In this way science is transformed into a superstition.

(This is the right time to commend to you Wendell Berry’s brilliant little philosophical broadside against scientism: “Life Is a Miracle: An Essay Against Modern Superstition.”)

Wieseltier continues:

This shabby book is riddled with other notions that typify our time. Rosenberg maintains that atheism entails materialism, as if the integrity of the non-material realms of life can be secured only by the existence of a deity.

An interesting line, that last one.

Wieseltier approach to this material reminds me of the English philosopher John Gray’s criticism of the New Atheists as smug, ignorant, and somewhat fanatical. I believe Wieseltier is a religious Jew of some sort (he worked his way back to the practice of his childhood faith after the death of his father, if I remember correctly), and Gray is an avowed skeptic. But both bristle at the baseless, brittle intolerance of many who believe that science tells us all we need to know about life and how to live it. As Wieseltier says in his withering final lines of the Rosenberg review:

He is untroubled by everything under the sun. The man’s peace of mind is indecent. “We know the truth,” he declares sacerdotally in his preface. “Some of the tone of much that follows may sound a little smug. I fear I have to plead guilty to this charge …” Once upon a time science was the enemy of smugness.

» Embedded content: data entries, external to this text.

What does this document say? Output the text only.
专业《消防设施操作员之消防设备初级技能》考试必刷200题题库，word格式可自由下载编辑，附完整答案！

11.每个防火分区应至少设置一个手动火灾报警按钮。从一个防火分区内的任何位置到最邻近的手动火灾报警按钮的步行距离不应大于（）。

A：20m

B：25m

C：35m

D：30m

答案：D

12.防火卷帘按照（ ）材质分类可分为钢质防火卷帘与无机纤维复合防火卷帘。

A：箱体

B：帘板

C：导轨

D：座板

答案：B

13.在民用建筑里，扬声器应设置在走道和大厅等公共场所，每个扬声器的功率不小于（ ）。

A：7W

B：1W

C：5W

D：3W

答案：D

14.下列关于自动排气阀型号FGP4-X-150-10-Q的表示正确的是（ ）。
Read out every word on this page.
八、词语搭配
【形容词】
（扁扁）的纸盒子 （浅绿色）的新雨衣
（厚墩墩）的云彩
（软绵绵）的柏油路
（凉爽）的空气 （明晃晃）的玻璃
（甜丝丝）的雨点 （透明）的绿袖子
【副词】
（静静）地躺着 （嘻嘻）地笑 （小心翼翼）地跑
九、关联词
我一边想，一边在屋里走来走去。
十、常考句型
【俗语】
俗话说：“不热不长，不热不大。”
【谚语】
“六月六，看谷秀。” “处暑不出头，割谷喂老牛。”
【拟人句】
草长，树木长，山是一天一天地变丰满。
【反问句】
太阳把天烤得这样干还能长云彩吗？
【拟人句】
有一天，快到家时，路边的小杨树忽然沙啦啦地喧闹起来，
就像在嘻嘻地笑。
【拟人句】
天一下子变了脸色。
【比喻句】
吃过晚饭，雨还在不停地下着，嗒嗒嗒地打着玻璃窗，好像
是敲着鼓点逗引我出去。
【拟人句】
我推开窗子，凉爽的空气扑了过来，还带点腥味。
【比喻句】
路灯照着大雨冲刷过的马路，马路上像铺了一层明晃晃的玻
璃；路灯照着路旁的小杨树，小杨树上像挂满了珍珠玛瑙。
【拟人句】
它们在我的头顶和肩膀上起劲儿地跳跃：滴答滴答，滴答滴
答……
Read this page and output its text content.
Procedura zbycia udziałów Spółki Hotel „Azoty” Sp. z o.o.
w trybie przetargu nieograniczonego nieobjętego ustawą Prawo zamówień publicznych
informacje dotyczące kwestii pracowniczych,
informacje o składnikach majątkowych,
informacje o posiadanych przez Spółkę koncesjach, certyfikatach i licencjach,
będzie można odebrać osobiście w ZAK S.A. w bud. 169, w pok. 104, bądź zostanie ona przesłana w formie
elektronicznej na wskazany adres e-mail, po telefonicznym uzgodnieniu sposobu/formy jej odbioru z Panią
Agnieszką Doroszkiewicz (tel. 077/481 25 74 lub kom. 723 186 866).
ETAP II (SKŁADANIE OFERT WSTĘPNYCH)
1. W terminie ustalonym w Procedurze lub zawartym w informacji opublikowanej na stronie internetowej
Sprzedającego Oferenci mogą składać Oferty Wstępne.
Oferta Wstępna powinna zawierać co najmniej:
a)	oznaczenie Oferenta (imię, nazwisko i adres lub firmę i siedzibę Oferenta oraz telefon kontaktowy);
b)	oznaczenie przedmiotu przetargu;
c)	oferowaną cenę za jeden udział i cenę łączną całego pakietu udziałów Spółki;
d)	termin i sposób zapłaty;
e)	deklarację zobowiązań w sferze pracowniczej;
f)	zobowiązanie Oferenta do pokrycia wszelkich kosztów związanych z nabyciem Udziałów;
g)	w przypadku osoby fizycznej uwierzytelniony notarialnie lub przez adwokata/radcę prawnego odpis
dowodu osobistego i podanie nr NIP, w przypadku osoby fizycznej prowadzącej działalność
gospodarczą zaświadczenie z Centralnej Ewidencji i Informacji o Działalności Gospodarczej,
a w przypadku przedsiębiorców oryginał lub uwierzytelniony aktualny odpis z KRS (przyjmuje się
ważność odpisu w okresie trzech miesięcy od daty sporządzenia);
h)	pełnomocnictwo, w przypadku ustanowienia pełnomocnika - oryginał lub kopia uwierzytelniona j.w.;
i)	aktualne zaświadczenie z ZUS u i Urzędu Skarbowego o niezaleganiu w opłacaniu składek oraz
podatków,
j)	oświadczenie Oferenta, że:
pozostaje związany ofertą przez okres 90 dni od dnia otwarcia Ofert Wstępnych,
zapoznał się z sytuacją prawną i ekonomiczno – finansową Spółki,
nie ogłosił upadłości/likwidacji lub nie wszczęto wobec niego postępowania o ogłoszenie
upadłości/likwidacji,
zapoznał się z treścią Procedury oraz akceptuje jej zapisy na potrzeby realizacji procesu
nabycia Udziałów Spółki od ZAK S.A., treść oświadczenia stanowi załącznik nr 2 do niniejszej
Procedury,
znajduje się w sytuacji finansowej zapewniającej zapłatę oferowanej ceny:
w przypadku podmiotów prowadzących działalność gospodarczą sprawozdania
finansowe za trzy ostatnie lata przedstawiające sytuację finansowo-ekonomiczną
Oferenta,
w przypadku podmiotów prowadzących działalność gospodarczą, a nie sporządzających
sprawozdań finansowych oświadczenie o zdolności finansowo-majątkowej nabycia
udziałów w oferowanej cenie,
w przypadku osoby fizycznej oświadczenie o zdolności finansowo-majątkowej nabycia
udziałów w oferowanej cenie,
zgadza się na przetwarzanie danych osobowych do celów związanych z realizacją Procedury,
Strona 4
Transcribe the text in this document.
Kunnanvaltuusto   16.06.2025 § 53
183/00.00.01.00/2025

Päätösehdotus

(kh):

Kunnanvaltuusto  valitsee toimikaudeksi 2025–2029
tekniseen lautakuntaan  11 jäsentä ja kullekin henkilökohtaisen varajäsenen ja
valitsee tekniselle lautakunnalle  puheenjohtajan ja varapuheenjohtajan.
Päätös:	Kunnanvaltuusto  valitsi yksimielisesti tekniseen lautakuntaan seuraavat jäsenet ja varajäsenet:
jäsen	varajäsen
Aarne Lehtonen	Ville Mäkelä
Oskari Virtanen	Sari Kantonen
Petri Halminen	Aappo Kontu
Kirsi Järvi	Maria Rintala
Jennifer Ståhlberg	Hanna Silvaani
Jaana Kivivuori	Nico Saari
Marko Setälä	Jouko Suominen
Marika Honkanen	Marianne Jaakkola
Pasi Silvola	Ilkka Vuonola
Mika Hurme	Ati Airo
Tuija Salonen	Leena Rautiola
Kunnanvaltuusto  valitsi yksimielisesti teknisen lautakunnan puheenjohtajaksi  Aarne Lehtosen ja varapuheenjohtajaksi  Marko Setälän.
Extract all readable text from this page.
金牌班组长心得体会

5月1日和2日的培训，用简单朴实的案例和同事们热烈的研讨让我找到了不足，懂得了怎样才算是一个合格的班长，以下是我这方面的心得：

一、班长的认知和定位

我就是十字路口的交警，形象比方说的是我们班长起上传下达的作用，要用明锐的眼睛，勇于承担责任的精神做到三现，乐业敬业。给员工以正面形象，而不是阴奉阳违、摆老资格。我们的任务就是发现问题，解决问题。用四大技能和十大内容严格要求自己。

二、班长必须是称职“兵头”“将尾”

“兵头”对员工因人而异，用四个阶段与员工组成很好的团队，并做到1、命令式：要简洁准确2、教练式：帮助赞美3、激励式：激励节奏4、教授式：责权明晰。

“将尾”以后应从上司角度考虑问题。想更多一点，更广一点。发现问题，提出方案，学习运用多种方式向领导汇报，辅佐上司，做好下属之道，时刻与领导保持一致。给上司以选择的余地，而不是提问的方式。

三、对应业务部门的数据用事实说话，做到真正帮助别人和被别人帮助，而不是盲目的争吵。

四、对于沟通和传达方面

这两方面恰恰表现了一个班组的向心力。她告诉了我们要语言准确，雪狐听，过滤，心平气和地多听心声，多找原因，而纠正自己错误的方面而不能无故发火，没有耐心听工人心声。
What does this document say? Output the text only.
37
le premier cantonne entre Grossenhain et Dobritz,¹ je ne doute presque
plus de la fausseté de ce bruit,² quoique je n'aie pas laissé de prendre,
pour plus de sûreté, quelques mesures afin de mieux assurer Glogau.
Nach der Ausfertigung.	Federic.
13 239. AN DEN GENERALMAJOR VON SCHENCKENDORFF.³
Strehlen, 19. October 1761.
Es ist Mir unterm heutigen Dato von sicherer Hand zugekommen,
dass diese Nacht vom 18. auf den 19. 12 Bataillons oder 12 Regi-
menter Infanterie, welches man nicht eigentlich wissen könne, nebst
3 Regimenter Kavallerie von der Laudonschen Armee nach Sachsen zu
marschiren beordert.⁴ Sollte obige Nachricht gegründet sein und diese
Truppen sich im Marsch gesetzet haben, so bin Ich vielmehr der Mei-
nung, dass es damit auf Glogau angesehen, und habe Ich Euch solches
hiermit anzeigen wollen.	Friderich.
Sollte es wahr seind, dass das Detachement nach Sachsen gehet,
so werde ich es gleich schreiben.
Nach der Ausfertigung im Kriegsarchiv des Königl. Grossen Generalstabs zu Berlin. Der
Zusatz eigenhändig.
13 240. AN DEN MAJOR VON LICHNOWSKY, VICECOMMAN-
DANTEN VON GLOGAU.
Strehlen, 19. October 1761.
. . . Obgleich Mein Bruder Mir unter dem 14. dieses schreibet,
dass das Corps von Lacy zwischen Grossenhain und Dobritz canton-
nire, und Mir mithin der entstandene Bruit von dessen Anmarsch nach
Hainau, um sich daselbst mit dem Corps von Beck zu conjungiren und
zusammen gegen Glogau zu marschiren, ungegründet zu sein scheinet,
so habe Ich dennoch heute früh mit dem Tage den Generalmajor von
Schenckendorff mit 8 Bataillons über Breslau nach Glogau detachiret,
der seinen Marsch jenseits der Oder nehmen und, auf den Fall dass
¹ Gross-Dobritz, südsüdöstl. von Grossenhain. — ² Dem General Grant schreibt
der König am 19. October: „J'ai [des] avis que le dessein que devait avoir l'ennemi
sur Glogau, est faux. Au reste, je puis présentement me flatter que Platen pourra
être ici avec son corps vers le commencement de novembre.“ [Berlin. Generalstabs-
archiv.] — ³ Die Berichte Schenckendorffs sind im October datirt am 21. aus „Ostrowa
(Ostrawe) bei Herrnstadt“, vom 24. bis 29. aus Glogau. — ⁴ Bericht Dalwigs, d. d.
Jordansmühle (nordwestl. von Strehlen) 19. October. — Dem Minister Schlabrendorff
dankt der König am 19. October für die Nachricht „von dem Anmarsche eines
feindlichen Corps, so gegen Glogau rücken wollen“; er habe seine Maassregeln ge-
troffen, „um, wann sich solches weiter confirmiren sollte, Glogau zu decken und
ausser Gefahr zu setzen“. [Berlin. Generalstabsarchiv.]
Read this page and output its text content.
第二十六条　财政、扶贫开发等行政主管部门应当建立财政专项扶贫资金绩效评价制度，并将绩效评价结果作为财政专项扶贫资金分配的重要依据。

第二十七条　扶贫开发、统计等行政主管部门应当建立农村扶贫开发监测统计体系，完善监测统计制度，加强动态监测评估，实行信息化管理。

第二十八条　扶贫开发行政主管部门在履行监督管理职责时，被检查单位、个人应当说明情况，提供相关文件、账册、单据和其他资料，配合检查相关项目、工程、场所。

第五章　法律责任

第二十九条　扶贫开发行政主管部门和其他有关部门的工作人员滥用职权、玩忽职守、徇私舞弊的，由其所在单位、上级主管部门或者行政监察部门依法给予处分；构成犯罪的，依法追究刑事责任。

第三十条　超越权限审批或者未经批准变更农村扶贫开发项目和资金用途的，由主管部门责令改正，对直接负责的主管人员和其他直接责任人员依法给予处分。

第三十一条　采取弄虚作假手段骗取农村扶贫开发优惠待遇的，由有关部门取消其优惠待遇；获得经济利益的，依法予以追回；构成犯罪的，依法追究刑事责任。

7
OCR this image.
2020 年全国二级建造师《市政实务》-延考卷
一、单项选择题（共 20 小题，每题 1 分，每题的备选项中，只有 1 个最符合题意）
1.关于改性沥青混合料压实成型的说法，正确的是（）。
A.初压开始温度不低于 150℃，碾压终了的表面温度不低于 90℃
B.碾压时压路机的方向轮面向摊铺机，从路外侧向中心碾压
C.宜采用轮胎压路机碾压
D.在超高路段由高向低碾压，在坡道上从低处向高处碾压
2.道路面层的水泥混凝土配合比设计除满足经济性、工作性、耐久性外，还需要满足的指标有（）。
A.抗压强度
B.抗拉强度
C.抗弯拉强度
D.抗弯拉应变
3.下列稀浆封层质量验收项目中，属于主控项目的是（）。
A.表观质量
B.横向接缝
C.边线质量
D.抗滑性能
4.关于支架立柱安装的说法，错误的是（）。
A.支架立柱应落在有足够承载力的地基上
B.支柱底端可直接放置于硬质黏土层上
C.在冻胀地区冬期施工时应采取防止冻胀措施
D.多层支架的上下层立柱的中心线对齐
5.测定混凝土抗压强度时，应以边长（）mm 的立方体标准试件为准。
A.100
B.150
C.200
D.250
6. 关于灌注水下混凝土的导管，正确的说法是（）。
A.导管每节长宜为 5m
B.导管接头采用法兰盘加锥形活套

Sacerdotally. Le mot juste. Exchanging bully-boy religious fundamentalism for its scientistic/materialistic version does not improve a thing.

Incidentally, why did Wendell Berry call scientism “superstition”? Not because he was against science, but because he believed that those who elevated science as a way of knowing beyond its proper boundaries were engaged in a form of primitive religion. Excerpt from “Life Is a Miracle”:

It is not easily dismissable that virtually from the beginning of the progress of science-technology-and-industry that we call the Industrial Revolution, while some have been confidently predicting that science, going ahead as it has gone, would solve all problems and answer all questions, others have been in mourning. Among these mourners have been people of the highest intelligence and education, who were speaking, not from nostalgia or reaction or superstitious dread, but from knowledge, hard thought, and the promptings of culture.

What were they afraid of? What were their “deep-set repugnances”? What did they mourn? Without exception, I think, what they feared, what they found repugnant, was the violation of life by an oversimplifying, feelingless utilitarianism; they feared the destruction of the living integrity of creatures, places, communities, cultures, and human souls; they feared the loss of the old prescriptive definition of humankind, according to which we are neither gods nor beasts, though partaking of the nature of both. What they mourned was the progressive death of the earth.